Ngozi Nma Odu (born 19 October 1952) is a Nigerian politician who is the deputy governor of Rivers State. She was elected during the 2023 Rivers State gubernatorial election alongside the governor Siminalayi Fubara. She was born in Egi clan in Ogba/Egbema/Ndoni LGA of Rivers State.

== Early life and education ==
Odu was born on the 23 October 1952, in Ogba/Egbema/Ndoni local government area of Rivers State, Nigeria. She obtained her first degree in microbiology from Paisley College of Technology (now University of the West of Scotland), Renfrewshire, Scotland.
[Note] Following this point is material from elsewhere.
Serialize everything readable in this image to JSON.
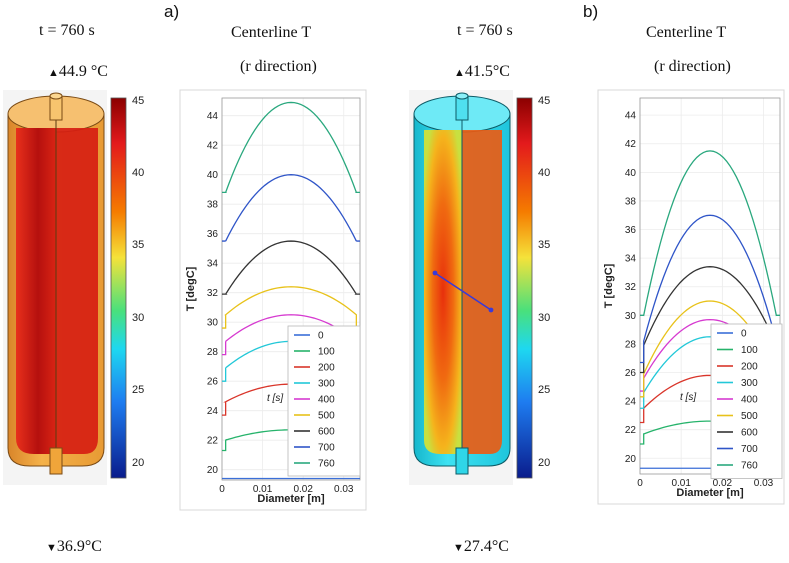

She also holds a master's degree in Food Science and Management in 1983 from the Queen Elizabeth College, University of London (later absorbed by King's College London), . In 1989 she obtained a PhD in microbiology from the University of Port Harcourt that made her the first PhD graduate in that department.

== Career ==
Odu rose through the ranks in the Rivers State Ministry of Health to the post of permanent secretary from 1999 to 2006. In 2003, Odu was appointed the Rivers State Commissioner of Education by the former governor of the state, Peter Odili. Odu served the University of Port Harcourt both as a lecturer in the Department of Microbiology and as the first Acting Executive Director of the University of Port Harcourt Foundation. She is also a visiting professor at Rivers State University. In June 2022, Rivers State chapter of the Peoples Democratic Party nominated Odu as the deputy governorship candidate of the party in the 2023 Rivers State gubernatorial election. Before her election as deputy governor, Odu was the Director of Academic Planning, Pamo University of Medical Sciences, Rivers State.